By Rebecca Howard
Aug. 7 (BusinessDesk) - The Reserve Bank slashed the official cash rate by 50 basis points to 1 percent due to a softer outlook for employment and inflation, slower economic growth and weaker global conditions. The New Zealand dollar tumbled.
"Our actions today demonstrate our ongoing commitment to ensure inflation increases to the mid-point of the target range, and employment remains around its maximum sustainable level," the monetary policy committee - which includes three external members - said in a statement.
New Zealand's central bank now has a dual mandate to support maximum sustainable employment and keep annual inflation between 1 percent and 3 percent over the medium term, with a focus on the mid-point of 2 percent. Annual inflation is currently running at 1.7 percent.
Sixteen of 17 economists polled by Bloomberg had expected a 25 basis point move while one had expected the bank to stay on hold.
According to a summary record of meeting, the members debated the relative benefits of a 25 basis point cut and communicating an easing bias, versus reducing the cash rate by 50 basis points now.
“The committee reached a consensus to cut the OCR by 50 basis points to 1.0 percent. They agreed that the larger initial monetary stimulus would best ensure the committee continues to meet its inflation and employment objectives,” it said.
Changes to the central bank’s forecasts in the latest monetary policy statement also show a chance for another cut as the forecast interest rate track eases to 0.9 percent in late 2020. The prior monetary statement in May showed the OCR tracking going from 1.7 percent to 1.4 percent in March 2020 before lifting in late 2021.
The "RBNZ’s OCR forecast now has a low of 0.9 percent, still implying an easing bias. The meeting minutes and statement were less clear on the need for further action, but continued to note downside risks," said ASB Bank chief economist Nick Tuffley.
The New Zealand dollar recently traded at 64.24 US cents from 65.44 cents just prior to the statement.
According to the central bank, “GDP growth has slowed over the past year and growth headwinds are rising. In the absence of additional monetary stimulus, employment and inflation would likely ease relative to our targets.”
It noted that annual GDP growth was 2.5 percent in the March quarter, “below our estimate of potential growth in the New Zealand economy.”
The Reserve Bank cut its forecast for GDP growth in the June quarter to 0.5 percent from a prior forecast of 0.7 percent.
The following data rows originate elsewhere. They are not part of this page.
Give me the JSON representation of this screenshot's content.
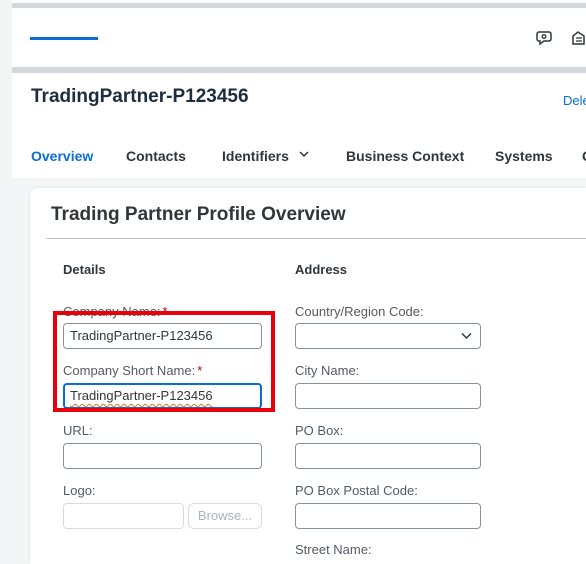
{
  "header": {
    "object_title": "TradingPartner-P123456",
    "delete_label": "Delete"
  },
  "tabs": [
    {
      "label": "Overview",
      "active": true
    },
    {
      "label": "Contacts"
    },
    {
      "label": "Identifiers",
      "has_dropdown": true
    },
    {
      "label": "Business Context"
    },
    {
      "label": "Systems"
    },
    {
      "label": "C"
    }
  ],
  "card": {
    "title": "Trading Partner Profile Overview"
  },
  "details": {
    "heading": "Details",
    "company_name": {
      "label": "Company Name:",
      "required": "*",
      "value": "TradingPartner-P123456"
    },
    "company_short_name": {
      "label": "Company Short Name:",
      "required": "*",
      "value": "TradingPartner-P123456"
    },
    "url": {
      "label": "URL:",
      "value": ""
    },
    "logo": {
      "label": "Logo:",
      "value": "",
      "browse_label": "Browse..."
    }
  },
  "address": {
    "heading": "Address",
    "country_region_code": {
      "label": "Country/Region Code:",
      "value": ""
    },
    "city_name": {
      "label": "City Name:",
      "value": ""
    },
    "po_box": {
      "label": "PO Box:",
      "value": ""
    },
    "po_box_postal_code": {
      "label": "PO Box Postal Code:",
      "value": ""
    },
    "street_name": {
      "label": "Street Name:"
    }
  },
  "icons": {
    "shell_icon_1": "feedback-icon",
    "shell_icon_2": "notification-icon"
  },
  "colors": {
    "accent": "#0a6ed1",
    "required": "#bb0000",
    "highlight_box": "#e8000b"
  }
}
It now sees GDP growth of 0.6 percent in the September quarter versus a prior forecast of 0.9 percent.
It said, however, that monetary stimulus is expected to give impetus to growth from late 2019. Market interest rates have declined since the start of 2019. This supports consumption and investment, and keeps the New Zealand dollar exchange rate lower, the committee said.
Fiscal policy is also expected to support growth.
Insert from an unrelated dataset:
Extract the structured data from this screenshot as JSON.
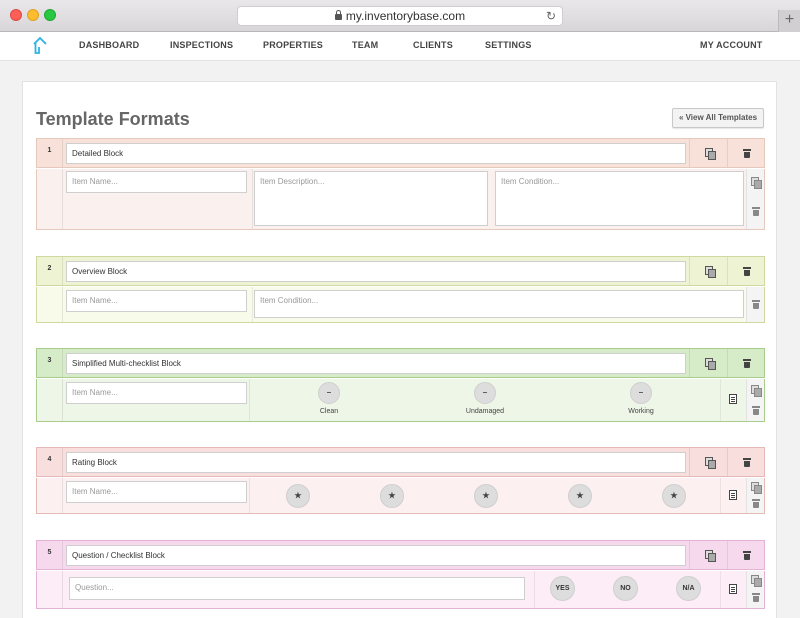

It also noted that global economic activity continues to weaken, trimming demand for New Zealand’s goods and services. Heightened uncertainty and declining international trade have contributed to lower trading-partner growth. Central banks are easing monetary policy to support their economies, it said.
New Zealand’s official cash rate is now in line with that of Australia. On Tuesday, the Reserve Bank of Australia held rates steady at 1 percent but left the door open for more cuts. The kiwi dollar dropped to 95.60 Australian cents from 96.50 cents immediately before the RBNZ release.
Tuffley said even after today's surprisingly big cut in New Zealand "the risks remain skewed to an even lower trough than the current 1 percent OCR. We forecast a further 25 basis point cut to 0.75 percent, in November," he said.
Regarding employment, the committee said it was pleased to see labour market data held up relative to expectations in the June quarter but “agreed that the balance of risks to achieving its consumer price inflation and maximum sustainable employment objectives was tilted to the downside.” New Zealand's unemployment rate hit an 11-year low in the June quarter, falling to 3.9 percent from 4.2 percent in the March quarter.
"Slower GDP growth over the past year is expected to reduce capacity pressure and reduce employment relative to its maximum sustainable level in the near term. Inflation is likely to remain below the 2 percent target mid-point throughout 2019 and into 2020," it said.
As a result "a lower OCR is necessary to achieve our objectives."